- Slemani, Dohuk, Hawler Iraq

Information
- Type: Private
- Established: 1 January 2001
- Oversight: Servant Group International
- Principal: Mr. Yousif Matty
- Grades: Kindergarten - 12th grade
- Enrollment: 1000 (Slemani), 600 (Dohuk), 1400 (Hawler)
- Language: English, Kurdish, Arabic
- Publication: Median Ink
- Newspaper: Median Ink
- Affiliation: Servant Group International
- Website: Medes School

= Classical School of the Medes =

The Classical School of the Medes (CSM) is a private English-based network of schools operating in the Kurdistan region. The headmaster is Mr.

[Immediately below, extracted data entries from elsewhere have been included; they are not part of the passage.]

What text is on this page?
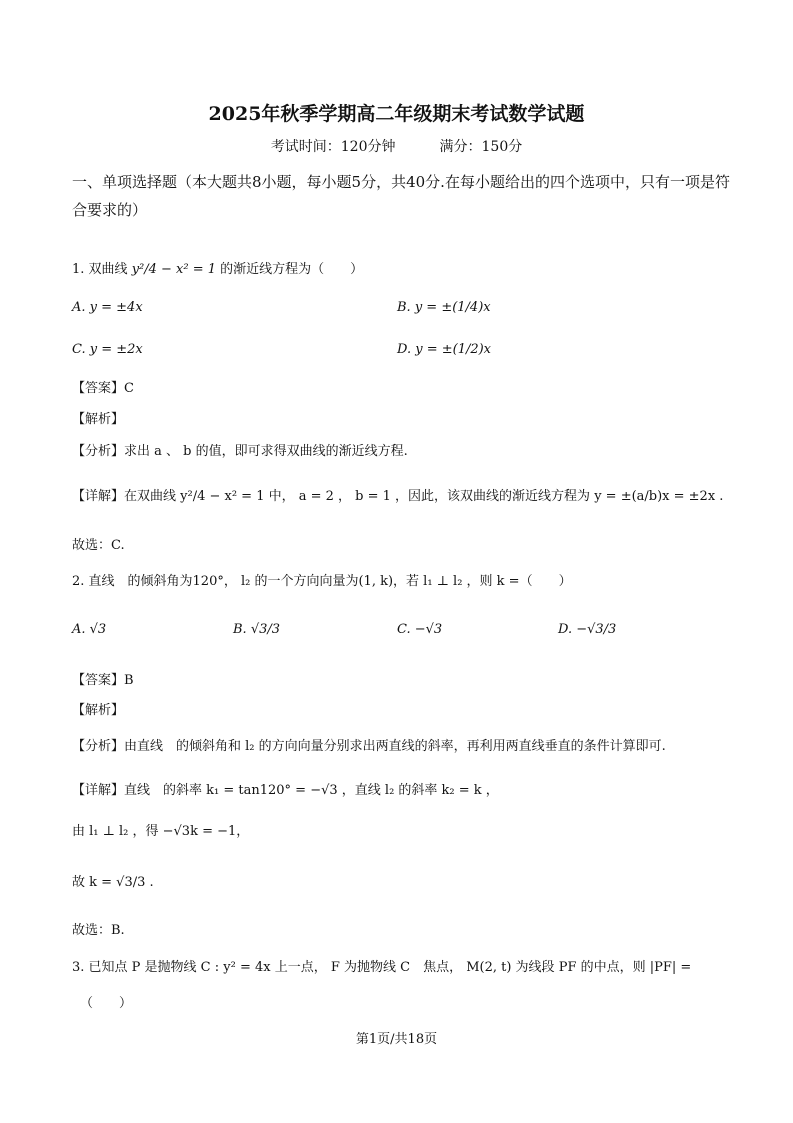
2025年秋季学期高二年级期末考试数学试题
考试时间：120分钟	满分：150分
一、单项选择题（本大题共8小题，每小题5分，共40分.在每小题给出的四个选项中，只有一项是符合要求的）
1. 双曲线 y²/4 − x² = 1 的渐近线方程为（　　）
A. y = ±4x	B. y = ±(1/4)x
C. y = ±2x	D. y = ±(1/2)x
【答案】C
【解析】
【分析】求出 a 、 b 的值，即可求得双曲线的渐近线方程.
【详解】在双曲线 y²/4 − x² = 1 中， a = 2 ， b = 1 ，因此，该双曲线的渐近线方程为 y = ±(a/b)x = ±2x .
故选：C.
2. 直线　的倾斜角为120°， l₂ 的一个方向向量为(1, k)，若 l₁ ⊥ l₂ ，则 k =（　　）
A. √3	B. √3/3	C. −√3	D. −√3/3
【答案】B
【解析】
【分析】由直线　的倾斜角和 l₂ 的方向向量分别求出两直线的斜率，再利用两直线垂直的条件计算即可.
【详解】直线　的斜率 k₁ = tan120° = −√3 ，直线 l₂ 的斜率 k₂ = k ，
由 l₁ ⊥ l₂ ，得 −√3k = −1，
故 k = √3/3 .
故选：B.
3. 已知点 P 是抛物线 C : y² = 4x 上一点， F 为抛物线 C　焦点， M(2, t) 为线段 PF 的中点，则 |PF| =
（　　）
第1页/共18页
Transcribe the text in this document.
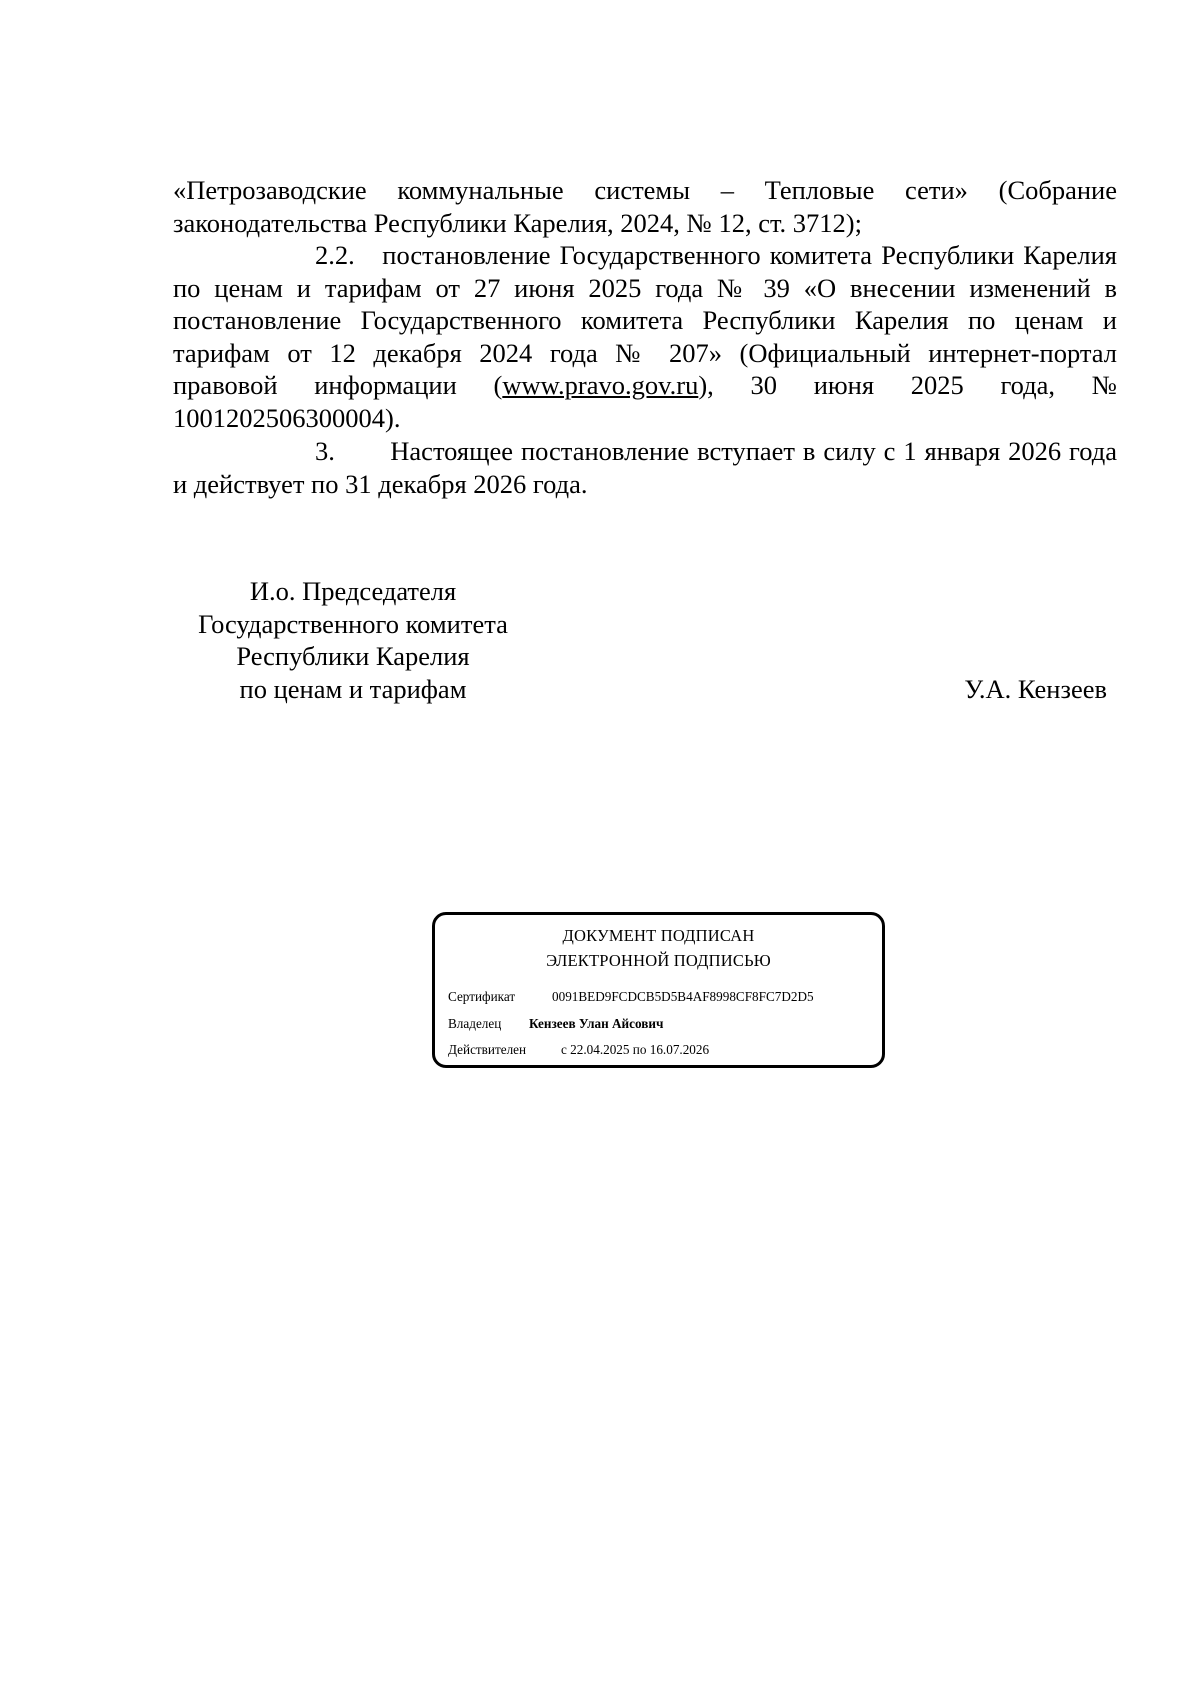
«Петрозаводские коммунальные системы – Тепловые сети» (Собрание законодательства Республики Карелия, 2024, № 12, ст. 3712);
2.2. постановление Государственного комитета Республики Карелия по ценам и тарифам от 27 июня 2025 года № 39 «О внесении изменений в постановление Государственного комитета Республики Карелия по ценам и тарифам от 12 декабря 2024 года № 207» (Официальный интернет-портал правовой информации (www.pravo.gov.ru), 30 июня 2025 года, № 1001202506300004).
3. Настоящее постановление вступает в силу с 1 января 2026 года и действует по 31 декабря 2026 года.
И.о. Председателя
Государственного комитета
Республики Карелия
по ценам и тарифам	У.А. Кензеев
ДОКУМЕНТ ПОДПИСАН
ЭЛЕКТРОННОЙ ПОДПИСЬЮ
Сертификат	0091BED9FCDCB5D5B4AF8998CF8FC7D2D5
Владелец Кензеев Улан Айсович
Действителен	с 22.04.2025 по 16.07.2026
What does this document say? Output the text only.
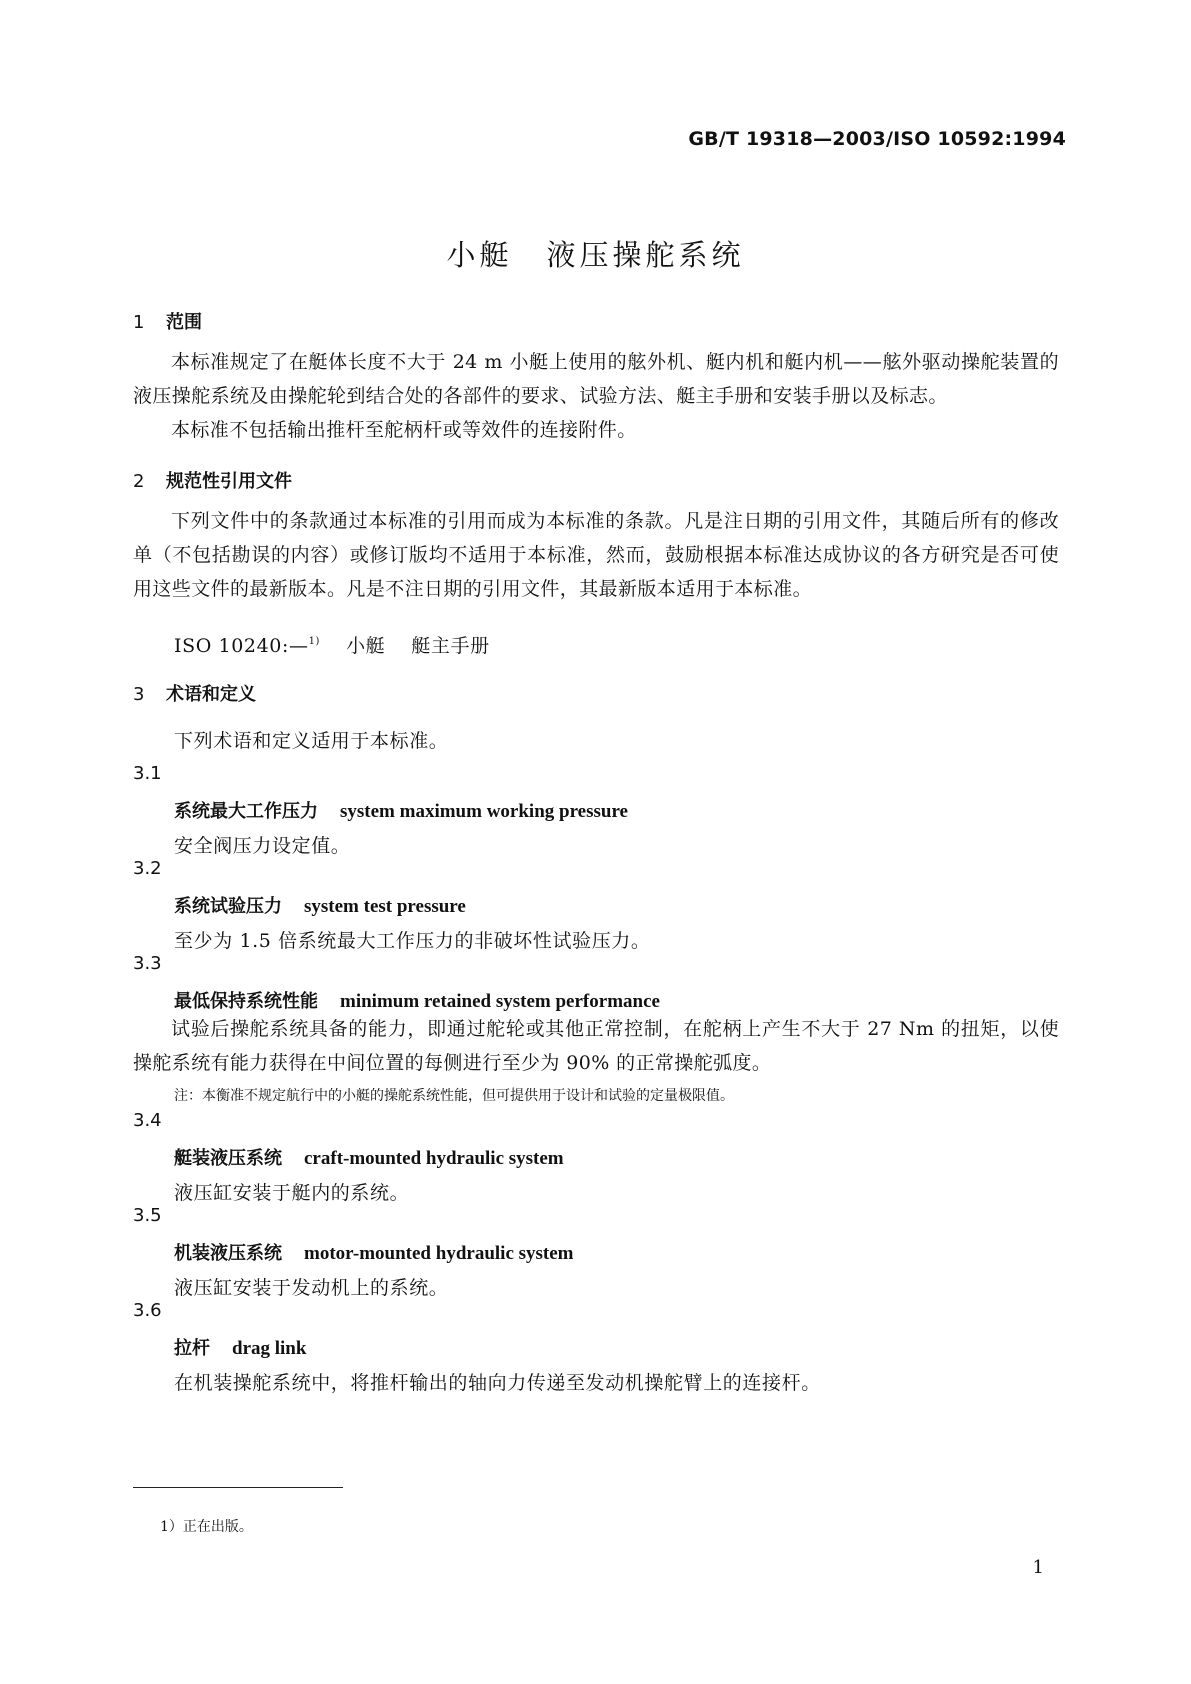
GB/T 19318—2003/ISO 10592:1994
小艇 液压操舵系统
1 范围
本标准规定了在艇体长度不大于 24 m 小艇上使用的舷外机、艇内机和艇内机——舷外驱动操舵装置的液压操舵系统及由操舵轮到结合处的各部件的要求、试验方法、艇主手册和安装手册以及标志。
本标准不包括输出推杆至舵柄杆或等效件的连接附件。
2 规范性引用文件
下列文件中的条款通过本标准的引用而成为本标准的条款。凡是注日期的引用文件，其随后所有的修改单（不包括勘误的内容）或修订版均不适用于本标准，然而，鼓励根据本标准达成协议的各方研究是否可使用这些文件的最新版本。凡是不注日期的引用文件，其最新版本适用于本标准。
ISO 10240:—$^{1)}$ 小艇 艇主手册
3 术语和定义
下列术语和定义适用于本标准。
3.1
系统最大工作压力 system maximum working pressure
安全阀压力设定值。
3.2
系统试验压力 system test pressure
至少为 1.5 倍系统最大工作压力的非破坏性试验压力。
3.3
最低保持系统性能 minimum retained system performance
试验后操舵系统具备的能力，即通过舵轮或其他正常控制，在舵柄上产生不大于 27 Nm 的扭矩，以使操舵系统有能力获得在中间位置的每侧进行至少为 90% 的正常操舵弧度。
注：本衡准不规定航行中的小艇的操舵系统性能，但可提供用于设计和试验的定量极限值。
3.4
艇装液压系统 craft-mounted hydraulic system
液压缸安装于艇内的系统。
3.5
机装液压系统 motor-mounted hydraulic system
液压缸安装于发动机上的系统。
3.6
拉杆 drag link
在机装操舵系统中，将推杆输出的轴向力传递至发动机操舵臂上的连接杆。
1）正在出版。
1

Yousif Matty.

== History ==
CSM began in response to requests from local church and government authorities to establish a school with an English-based curriculum and international training support. The first CSM opened in Slemani in January 2001 and now enrolls 1000 students in kindergarten through 12th grade. A second CSM opened in Dohuk in the fall of 2002 and now enrolls 600 students (K-12). In September 2003, a third CSM campus opened in Hawler, which enrolls around 1400 students (K-12).

== Students ==
Over 95% of the students come from Kurdish Muslim families, with the remainder from Catholic Christian, Orthodox Christian, Evangelical Protestant, and other backgrounds. Many students are children of local government officials and community leaders.

== Model of education ==
CSM schools draw from the classical educational model, which emphasizes traditional subjects such as literature, philosophy, and history, and use an English-based curriculum for most subjects. Supplemental classes are taught in Kurdish and Arabic. Students take the general SAT during their high school years and AP Exams as of 2020. The passing grade for AP tests is 3, and for the SAT, a typical target score is around 1200.

== Staff ==
American staff typically teach one or two courses per semester, with the balance of their time spent on mentoring, community outreach, and building relationships with students, their families, and local community leaders. All curriculum development, international staffing, and training are coordinated through Servant Group International, a United States-based non-profit Christian organization that supports educational initiatives.

== Subjects ==
Educators in the United States compile the program curriculum. Curriculum and supplies are sent annually from the United States to Iraq each summer.

Core subjects include:
- English language
- Kurdish language
- Arabic language
- Mathematics
- Science (usually one branch per school year)
- Humanities (emphasis on Ancient Mesopotamian, Roman, and Greek history)
- Geography (for students in Grades 3, 4, and 5)
- Geography (Maps) (for students in Grades 1, 2, and 6)
- Ethics (or Fairness) (for students in Kindergarten-Grade 2 and Grades 1, 2, 3, 4)
- French and Spanish (Grades 9 and 10)
- Linguistics (Grade 11)
- Advanced Mathematics (Senior year)

== Celebrations ==
- Dress Up Party (October 30 or 31) – A celebration similar to Halloween
- Thanksgiving (last Thursday of November)
- Valentine's Day (February 12 or 14)
- Newroz Party (March 8) – A celebration of the Kurdish New Year
- Spring Picnic (late April)
- Christmas Party (December 25th)
- Easter Party

== Median Ink ==
Median Ink is the second English-language newspaper and the first school newspaper in Kurdistan, run by high school students and sold to the general public. An issue is released every month and covers in-school events as well as notable happenings outside of school. The price of each issue is approximately 1000 IQD.